Black Latinos are not respected in Latin America and we will have to get
it by defending our rights, much like African Americans struggled in the
U.S.
It's hard to find information about our people and history but just like
kids research the newest Nintendo game or CD they have to take interest
in their story. Be hungry for it.
We need to educate people close to us. I do it one person at a time when
language is used and I am offended by it. Sometimes you educate with
tenderness, as in the case of my wife, who is not black.
She's learned a lot and is offended when she sees injustices. She gets
it. Our children are mixed, but they understand that they are black and
what that means. My wife has taught her parents, and siblings, and they,
in turn, educate the nephews and nieces. That is how everyone learns.

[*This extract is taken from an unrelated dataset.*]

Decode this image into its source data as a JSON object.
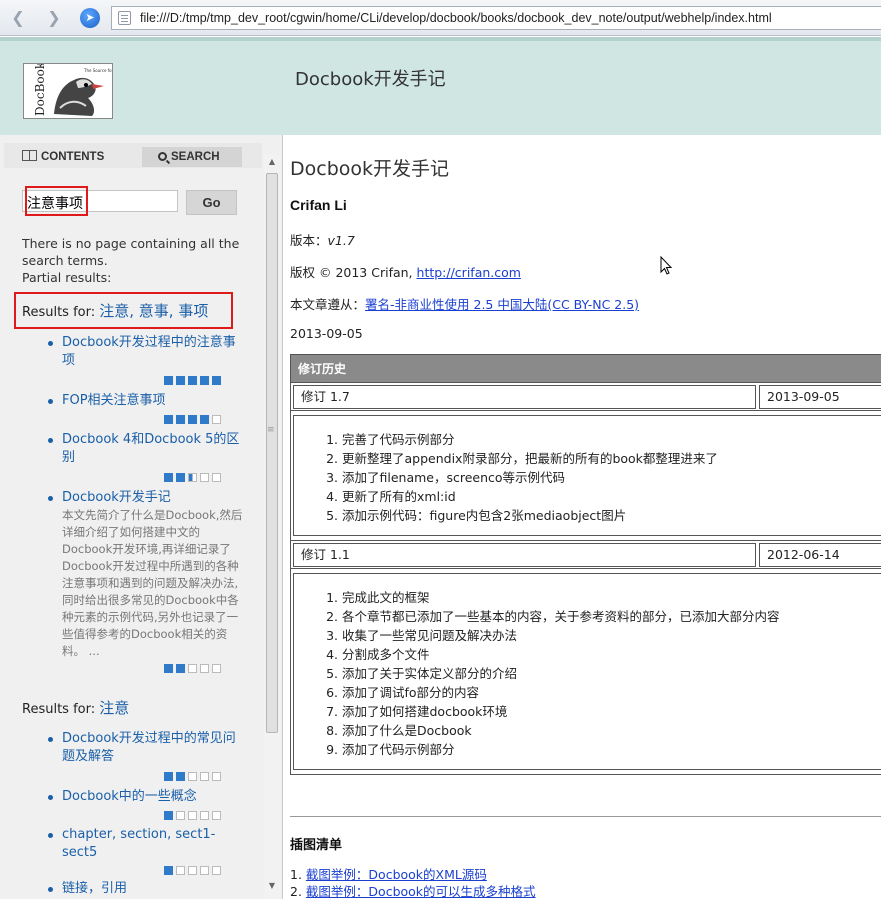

This is not about rejecting whiteness rather; it's about learning to
love our blackness - to love ourselves. We have to say basta ya, it's
enough, and find a way to love our blackness. They have confused us -
and taught us to hate each other - to self-hate and create divisions on
shades and features.
Remember that during slavery, they took the light blacks to work the
home, and left the dark ones to work the fields. There is a lot residue
of self-hatred.
And each of us has to put a grain in the sand to make it into a movement
where we get respect, where we can celebrate our blackness without
shame.
It will be difficult but not impossible.